Redazione 14 Marzo 2017 Storie

In India non mi sono divertita, mi sono emozionata  

E’ difficile per me tradurre in parole quello che oggi porto nel cuore…
Qualcuno al rientro mi ha chiesto: “ti sei divertita?”

Ecco divertita no.. anche se non posso negare che il bellissimo legame che si è creato fra noi “pellegrini” e i nuovi amici, che ci hanno accolto nella casa di Namaste onore a te, si è tradotto a volte in momenti semplicemente divertenti.. dal vano tentativo di imparare a mangiare con le mani “all’indiana” alla preparazione alla festa Indu della meravigliose ragazze di una delle case famiglia

Sono tornata profondamente colpita, commossa ed emozionata dai tanti paradossi dell’India.

Colpita perché la povertà è una lama che ti pugnala il cuore… Le case sono strutture semplici e grezze a volte senza porte e vetri alle finestre, senza pavimento (è da considerare pavimento uno strato di sterco di vacca secco?). C’è chi è più fortunato ed è stato aiutato dal governo e ha una casa dignitosa e c’è chi non solo non ha la casa, ma vive in una baracca di amianto poggiata su una roccia (che da noi potrebbe essere usata per gli attrezzi da giardino). C’è chi ha un piccolo lavandino e chi ha il pozzo inquinato e deve andare a prendere tutti i giorni l’acqua al fiume. E in questo stato di profondo disagio vivono dei malati con pluripatologie che con occhi sereni e speranzosi ci chiedevano aiuto per poter avere i farmaci con cui poter sopravvivere.

Commossa perché ci hanno accolto con tanto calore e affetto donandoci, nella loro semplicità, anche il poco che avevano. I bambini dell’asilo di Arturo (sostenuto dalla Onlus che ci ospitava) con i loro fiori, i loro canti, la loro felicità… sguardi luminosi e sereni… I 60 bambini e i ragazzi della scuola di Puruthipara che ci guardavano come dei VIP, ci hanno riempito di domande e sorrisi e hanno fatto festa con noi in maniera solare, ma ordinata e composta.

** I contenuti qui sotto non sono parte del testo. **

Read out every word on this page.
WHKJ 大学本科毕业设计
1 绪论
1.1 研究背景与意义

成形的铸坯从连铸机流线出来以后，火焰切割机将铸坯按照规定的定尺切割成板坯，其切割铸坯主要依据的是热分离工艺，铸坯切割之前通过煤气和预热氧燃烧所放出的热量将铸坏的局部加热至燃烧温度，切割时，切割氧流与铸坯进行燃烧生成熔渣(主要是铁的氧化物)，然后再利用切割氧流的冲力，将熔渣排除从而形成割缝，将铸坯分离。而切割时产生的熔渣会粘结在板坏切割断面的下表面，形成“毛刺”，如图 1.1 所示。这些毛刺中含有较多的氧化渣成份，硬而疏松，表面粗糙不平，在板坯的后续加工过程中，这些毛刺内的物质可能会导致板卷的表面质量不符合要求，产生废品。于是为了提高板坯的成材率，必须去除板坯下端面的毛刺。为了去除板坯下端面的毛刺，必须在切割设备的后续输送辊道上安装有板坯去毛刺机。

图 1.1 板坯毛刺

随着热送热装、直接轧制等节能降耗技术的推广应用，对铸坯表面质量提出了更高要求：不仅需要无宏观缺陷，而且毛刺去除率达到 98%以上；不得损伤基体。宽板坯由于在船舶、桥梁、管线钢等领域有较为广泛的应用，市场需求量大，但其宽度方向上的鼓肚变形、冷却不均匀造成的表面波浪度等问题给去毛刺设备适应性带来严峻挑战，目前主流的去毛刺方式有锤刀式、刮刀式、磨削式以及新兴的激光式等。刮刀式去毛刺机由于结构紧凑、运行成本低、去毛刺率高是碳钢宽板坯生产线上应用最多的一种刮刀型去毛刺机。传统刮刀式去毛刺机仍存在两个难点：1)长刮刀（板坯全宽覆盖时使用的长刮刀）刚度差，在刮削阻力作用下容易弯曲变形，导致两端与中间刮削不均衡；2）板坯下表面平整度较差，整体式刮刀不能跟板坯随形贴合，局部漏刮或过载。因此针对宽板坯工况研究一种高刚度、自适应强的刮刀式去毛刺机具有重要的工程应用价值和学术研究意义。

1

Commossa dall’accoglienza delle famiglie che abbiamo visitato.. se anche noi ci scandalizzavamo per le situazioni drammatiche in cui vivono, loro ci hanno dimostrato una grande dignità.. Gli sguardi erano sempre e dico SEMPRE sorridenti, mai nessuno si è lamentato della situazione che viveva.

Emozionata perché se vai in India col cuore aperto incontri altri cuori con cui entri in una comunione che la distanza non può spezzare.. E scopri davvero che tutto il nostro benessere ci schiaccia, ci chiude e ci impedisce di creare rapporti profondi.. Mentre la loro povertà e semplicità crea legami indistruttibili… Sono rimasta davvero colpita dal legame di affetto che c’è fra i bambini e i ragazzi delle case famiglia con lo staff della Namaste onore a te. Un continuo andirivieni nella casa che ti fa capire come sono una grande famiglia.
E lascio le ultime righe per ringraziare degli italiani davvero speciali che dedicano il loro tempo e la loro vita al sostegno di queste popolazioni. Lele e Fabio che ci hanno accompagnato con passione in quei giorni e tutti gli amici e colleghi di Namaste onore a te e di Farmacisti in Aiuto. Grazie davvero perché aprite il vostro sguardo e il vostro cuore a queste popolazioni. E grazie a La Roche Posay che ha fatto suo questo progetto e mi ha permesso di diventarne parte.